Patrick Pittman says:

What did you use to crimp the rye down? Did it grow back after crimping it, or did that terminate it completely?

Micha EL says:

OK last question because I think I'm sold. You say leaves and woodchips do the same but woodchips last longer. The only thing I need now is how are you replacing the nitrogen leeched from the soil by the devaying woodchips? I know the back to eden garden uses light dressing with chicken manure compost. But you don't seem to be using that method.

Ryan Saunders says:

I'm going to try covering it with a ground cover like you did this year, then waiting like a week or two and seeing if I can plant in it. Thanks for the video!

john rambo says:

One of the growers you directed me to before just bent the grass over than planted in it.Can't remember who that was. You should try a spot with that method.

Kathryn Gagne says:

If I plant in strips like you do, let the Winter Rye grow tall, could I harvest it (give it a hair cut ) and feed it to my cows,pigs and chickens? Then I could let it continue to grow to keep roots in my garden soil. Yes ,no, maybe so? LOL Thanks -Kathryn

Donald Damron says:

Thanks Mark, love your videos, learning allot, keep em coming, Don.
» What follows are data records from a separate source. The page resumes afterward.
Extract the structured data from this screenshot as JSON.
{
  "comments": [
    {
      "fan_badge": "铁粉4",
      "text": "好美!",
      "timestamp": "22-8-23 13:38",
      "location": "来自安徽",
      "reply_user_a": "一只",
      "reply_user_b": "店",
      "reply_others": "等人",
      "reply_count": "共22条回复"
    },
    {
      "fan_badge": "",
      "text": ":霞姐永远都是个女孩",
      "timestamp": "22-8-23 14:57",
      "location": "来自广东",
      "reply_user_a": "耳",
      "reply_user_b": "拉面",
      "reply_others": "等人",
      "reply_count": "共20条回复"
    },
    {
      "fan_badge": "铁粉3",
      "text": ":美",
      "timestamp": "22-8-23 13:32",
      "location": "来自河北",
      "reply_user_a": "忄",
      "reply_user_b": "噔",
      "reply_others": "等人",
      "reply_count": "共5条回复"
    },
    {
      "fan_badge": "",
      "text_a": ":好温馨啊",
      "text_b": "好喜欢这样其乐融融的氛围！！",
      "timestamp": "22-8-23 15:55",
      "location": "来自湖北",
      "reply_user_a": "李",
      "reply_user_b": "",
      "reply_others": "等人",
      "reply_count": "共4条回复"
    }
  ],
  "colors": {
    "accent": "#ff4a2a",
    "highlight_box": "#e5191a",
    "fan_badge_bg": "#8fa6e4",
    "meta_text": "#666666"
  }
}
TheEmptynester planting Seeds of Hope says:

Hi, Mark. That was interesting. I have never used rye. So. I look forward to your results. I do cut and use grass clipping, mulch or straw in my gardens. With good results. I no long have a source for good straw now. So, Stick with my grass or wood chips. I do cover with mowed oak leafs for the winter. But, was not able to do it for the past fall.

KaleidoscopeJunkie says:

Have you done the experiment with the Rye bent/snapped but still attached?

tsx3214 says:

If left unchecked, will the winter rye just continue to grow and spread all year long, or does it eventually die back in the heat of the summer? Thanks Mark

Rob X says:

Thanks for the video Mark. Looking forward to the results. How long do you plan on leaving the plastic on?

Horse237 says:

Can't wait for Part II. I found this garden site in the UK that recommends 17 ways to kill slugs. Give them beer. Garlic kills slugs. Or human hair tangles them up. (Get lots from a barbershop or stylist.) Citrus peels. Wooden barricades. Raise ducks. They love to eat slugs.
Dust 'em with Diatomaceous earth. Available at garden centers, 'DE' is the mined fossilized remains of dinosaur-era, sea-going creatures called diatoms. Looks like flour to us, but is incredibly sharp on a microscopic level, and dehydrates slugs on contact. (But it doesn't work when wet.) Dust 'em with Diatomaceous earth. Available at garden centers, 'DE' is the mined fossilized remains of dinosaur-era, sea-going creatures called diatoms. Looks like flour to us, but is incredibly sharp on a microscopic level, and dehydrates slugs on contact. (But it doesn't work when wet.)
http://www.gardensalive.com/product/seventeen-surefire-ways-to-stop-slimy-slugs/you_bet_your_garden

Cody Taber says:

I am guessing you already know the answers to these trials from experience?
I'm curious about two other things.
1. How long will the winter rye continue to grow if left uncut.
2. Can it be planted densely enough to use sort of like a hedge row? I have a really well behaved dog but I'd like to try to grow a dense row of it in place of some hedges I want to remove. I'm hoping the row would be a deterant from her cruising into the neighbors yard.
I'm growing winter rye as a cover for the first time because of your videos. I planted last fall. I just didn't plant a row though.